BRENDAN MARROCCO: I don't really have feeling or movement in the hands yet, but we will get there. I can move my elbow. This was my elbow, the one I had before. I can rotate a little bit. This arm is pretty much not much movement at all.
GWEN IFILL: His doctors cautioned it will be slow going, maybe a year or longer, before Marrocco can fully use and feel his new arms.
In the meantime, the patient played down any talk of going for a double leg transplant.
BRENDAN MARROCCO: Arms is certainly enough for me. I hated not having arms. I was all right with not having legs. Not having arms takes so much away from you out of even your personality. You know, you talk with your hands. You do everything with your hands, basically. And when you don't have that, you're kind of lost for a while.
GWEN IFILL: Marrocco said, ultimately, he hopes to swim and compete in a marathon using a hand cycle.
Gwen also spoke with a member of Brendan Marrocco's surgical team, Dr. Jamie Shores. Excerpt:
GWEN IFILL: I'm sorry to interrupt. You're talking nerves and bone and tendons and muscles and skin and another donor arm, limb. This sounds extremely complicated.
JAIMIE SHORES: Well, it's -- it is a bit complicated. But that's why we do so much in-depth planning and so much rehearsing. We want to take all the guesswork out of it to make it as safe as possible.
GWEN IFILL: Now, he said that -- today that he couldn't feel anything yet. It's been about a month since the surgery. But how long does it take for things to begin to regenerate, for feeling to be restored, for mobility to be restored?

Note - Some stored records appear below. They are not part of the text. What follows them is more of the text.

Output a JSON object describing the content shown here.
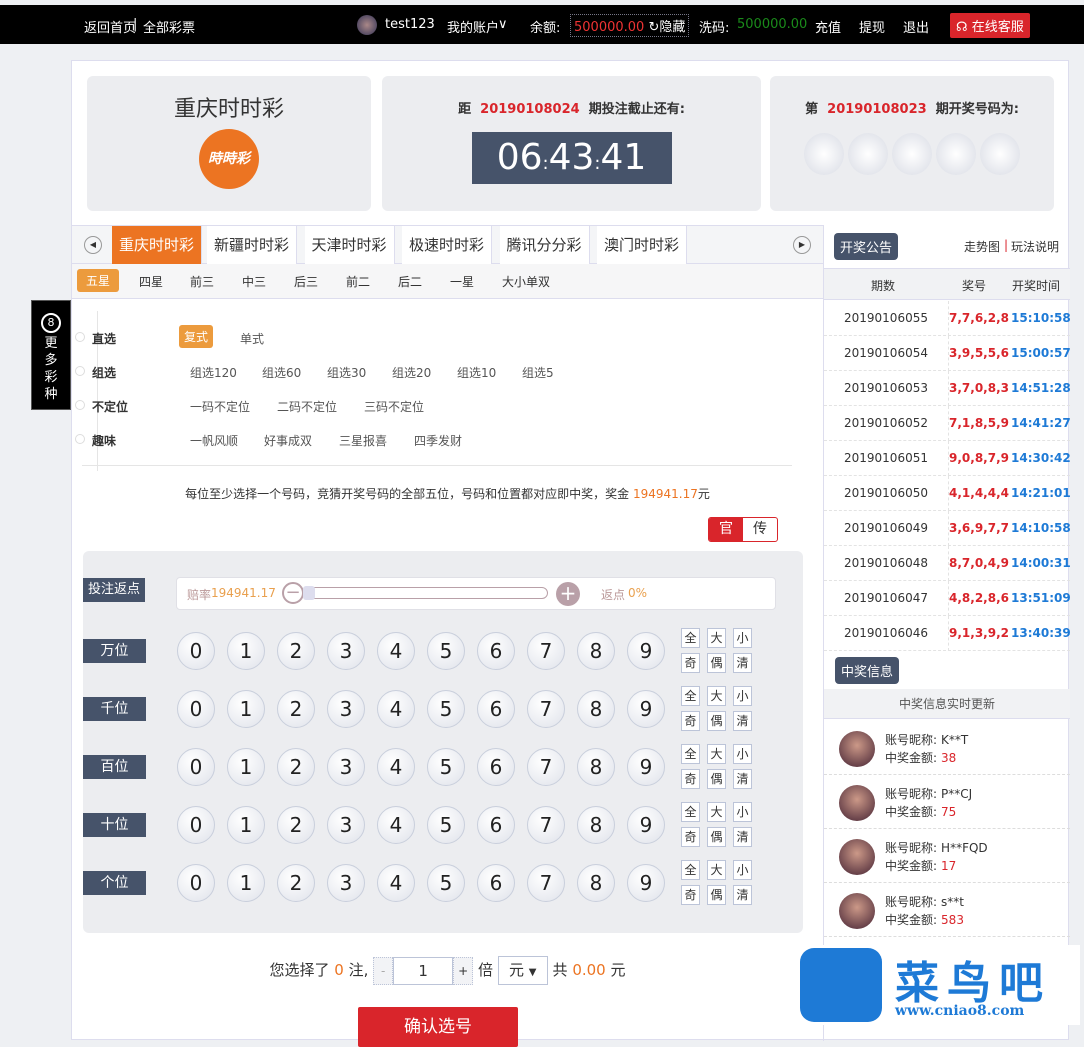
{
  "topbar": {
    "home": "返回首页",
    "sep": "|",
    "all": "全部彩票",
    "username": "test123",
    "account": "我的账户",
    "account_caret": "∨",
    "balance_label": "余额:",
    "balance": "500000.00",
    "hide": "隐藏",
    "wash_label": "洗码:",
    "wash": "500000.00",
    "recharge": "充值",
    "withdraw": "提现",
    "logout": "退出",
    "service": "在线客服"
  },
  "sidebar_float": {
    "icon": "8",
    "label": "更多彩种"
  },
  "game": {
    "title": "重庆时时彩",
    "logo_text": "时时彩"
  },
  "countdown": {
    "prefix": "距",
    "issue": "20190108024",
    "suffix": "期投注截止还有:",
    "hh": "06",
    "mm": "43",
    "ss": "41",
    "colon": ":"
  },
  "last_draw": {
    "prefix": "第",
    "issue": "20190108023",
    "suffix": "期开奖号码为:"
  },
  "tabs": [
    "重庆时时彩",
    "新疆时时彩",
    "天津时时彩",
    "极速时时彩",
    "腾讯分分彩",
    "澳门时时彩"
  ],
  "subtabs": [
    "五星",
    "四星",
    "前三",
    "中三",
    "后三",
    "前二",
    "后二",
    "一星",
    "大小单双"
  ],
  "methods": [
    {
      "label": "直选",
      "options": [
        "复式",
        "单式"
      ]
    },
    {
      "label": "组选",
      "options": [
        "组选120",
        "组选60",
        "组选30",
        "组选20",
        "组选10",
        "组选5"
      ]
    },
    {
      "label": "不定位",
      "options": [
        "一码不定位",
        "二码不定位",
        "三码不定位"
      ]
    },
    {
      "label": "趣味",
      "options": [
        "一帆风顺",
        "好事成双",
        "三星报喜",
        "四季发财"
      ]
    }
  ],
  "description": {
    "text": "每位至少选择一个号码，竞猜开奖号码的全部五位，号码和位置都对应即中奖，奖金",
    "prize": "194941.17",
    "unit": "元"
  },
  "mode_toggle": {
    "official": "官",
    "traditional": "传"
  },
  "rebate": {
    "label": "投注返点",
    "odds_label": "赔率",
    "odds": "194941.17",
    "rebate_label": "返点",
    "rebate": "0%",
    "slider_value": 0
  },
  "positions": [
    "万位",
    "千位",
    "百位",
    "十位",
    "个位"
  ],
  "digits": [
    "0",
    "1",
    "2",
    "3",
    "4",
    "5",
    "6",
    "7",
    "8",
    "9"
  ],
  "quick": [
    "全",
    "大",
    "小",
    "奇",
    "偶",
    "清"
  ],
  "bet": {
    "pre": "您选择了",
    "count": "0",
    "unit": "注,",
    "minus": "-",
    "multiple": "1",
    "plus": "+",
    "times": "倍",
    "currency": "元",
    "total_label": "共",
    "total": "0.00",
    "total_unit": "元",
    "confirm": "确认选号"
  },
  "history": {
    "title": "开奖公告",
    "trend": "走势图",
    "sep": "|",
    "rules": "玩法说明",
    "headers": [
      "期数",
      "奖号",
      "开奖时间"
    ],
    "rows": [
      [
        "20190106055",
        "7,7,6,2,8",
        "15:10:58"
      ],
      [
        "20190106054",
        "3,9,5,5,6",
        "15:00:57"
      ],
      [
        "20190106053",
        "3,7,0,8,3",
        "14:51:28"
      ],
      [
        "20190106052",
        "7,1,8,5,9",
        "14:41:27"
      ],
      [
        "20190106051",
        "9,0,8,7,9",
        "14:30:42"
      ],
      [
        "20190106050",
        "4,1,4,4,4",
        "14:21:01"
      ],
      [
        "20190106049",
        "3,6,9,7,7",
        "14:10:58"
      ],
      [
        "20190106048",
        "8,7,0,4,9",
        "14:00:31"
      ],
      [
        "20190106047",
        "4,8,2,8,6",
        "13:51:09"
      ],
      [
        "20190106046",
        "9,1,3,9,2",
        "13:40:39"
      ]
    ]
  },
  "winners": {
    "title": "中奖信息",
    "subtitle": "中奖信息实时更新",
    "name_label": "账号昵称:",
    "amount_label": "中奖金额:",
    "rows": [
      [
        "K**T",
        "38"
      ],
      [
        "P**CJ",
        "75"
      ],
      [
        "H**FQD",
        "17"
      ],
      [
        "s**t",
        "583"
      ]
    ]
  },
  "watermark": {
    "name": "菜鸟吧",
    "url": "www.cniao8.com"
  },
  "colors": {
    "accent": "#ec7422",
    "red": "#d9252b",
    "dark": "#46536a",
    "blue": "#1e7ad6"
  }
}
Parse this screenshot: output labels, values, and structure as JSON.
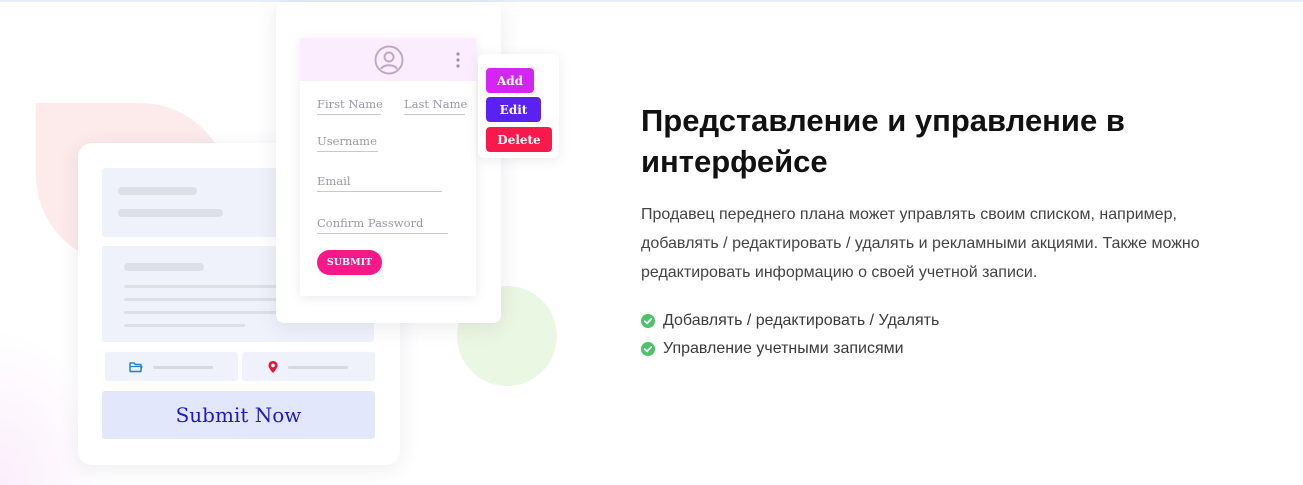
{
  "illustration": {
    "submit_now_label": "Submit Now",
    "form": {
      "first_name_placeholder": "First Name",
      "last_name_placeholder": "Last Name",
      "username_placeholder": "Username",
      "email_placeholder": "Email",
      "confirm_password_placeholder": "Confirm Password",
      "submit_label": "SUBMIT"
    },
    "actions": {
      "add_label": "Add",
      "edit_label": "Edit",
      "delete_label": "Delete"
    },
    "icons": [
      "user-avatar-icon",
      "kebab-menu-icon",
      "folder-icon",
      "location-pin-icon"
    ]
  },
  "section": {
    "title": "Представление и управление в интерфейсе",
    "description": "Продавец переднего плана может управлять своим списком, например, добавлять / редактировать / удалять и рекламными акциями. Также можно редактировать информацию о своей учетной записи.",
    "features": [
      "Добавлять / редактировать / Удалять",
      "Управление учетными записями"
    ]
  },
  "colors": {
    "accent_pink": "#f7198a",
    "add_button": "#d525f2",
    "edit_button": "#5a22f0",
    "delete_button": "#f71a4a",
    "check_green": "#4cc26a",
    "submit_now_text": "#1c1ac9"
  }
}
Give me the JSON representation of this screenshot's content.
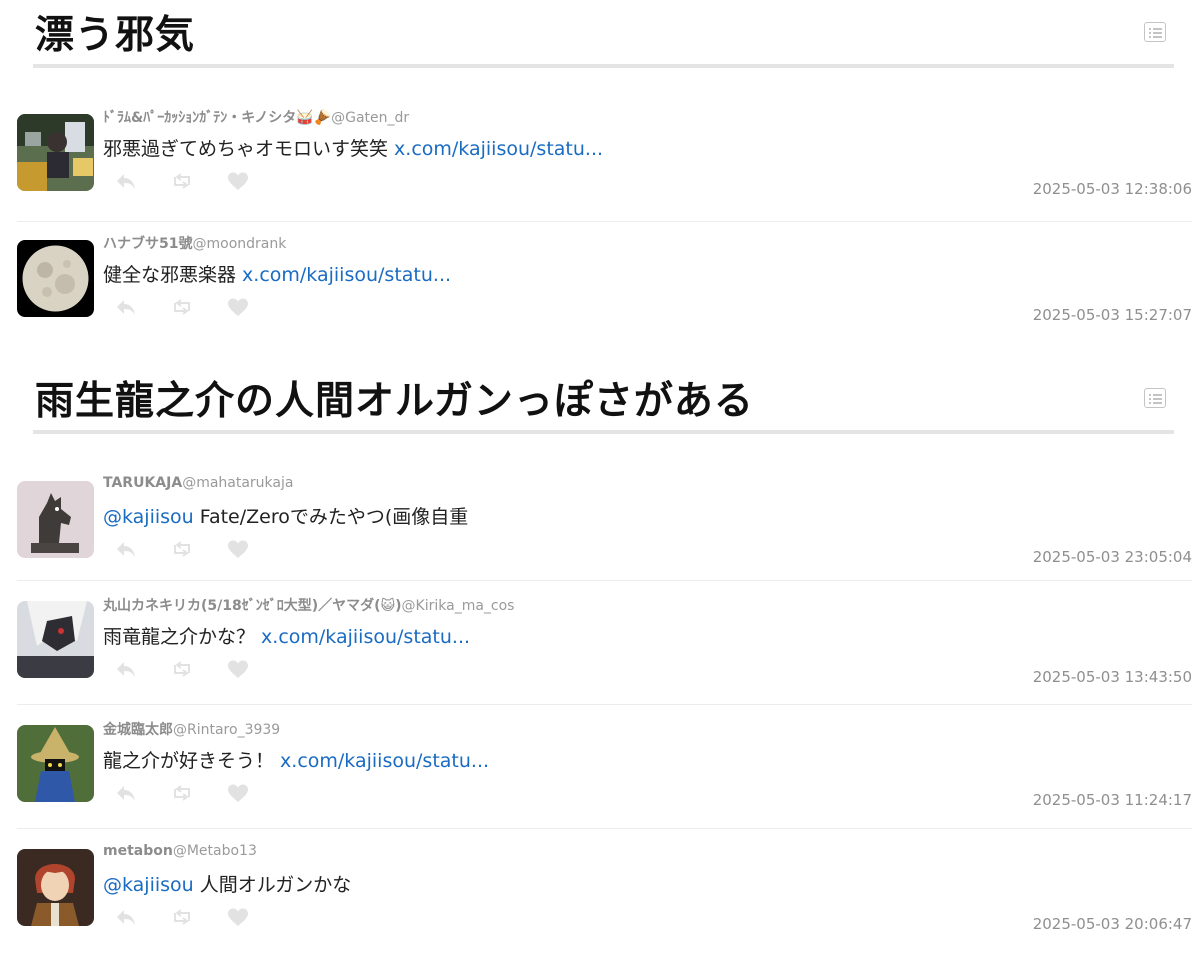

JAIMIE SHORES: Yes, so, the mobility will probably start earlier for him because the muscles that move his elbows are his own muscles on both arms. The right arm, we're not allowing him to move very much right now because we want the -- where we put the muscles that flex the elbow and extend the elbow into the tendons that anchor into the bones of the arm that we have reattached there to heal.
But his left arm, the elbow flexors and straighteners are all his own. And so they work well.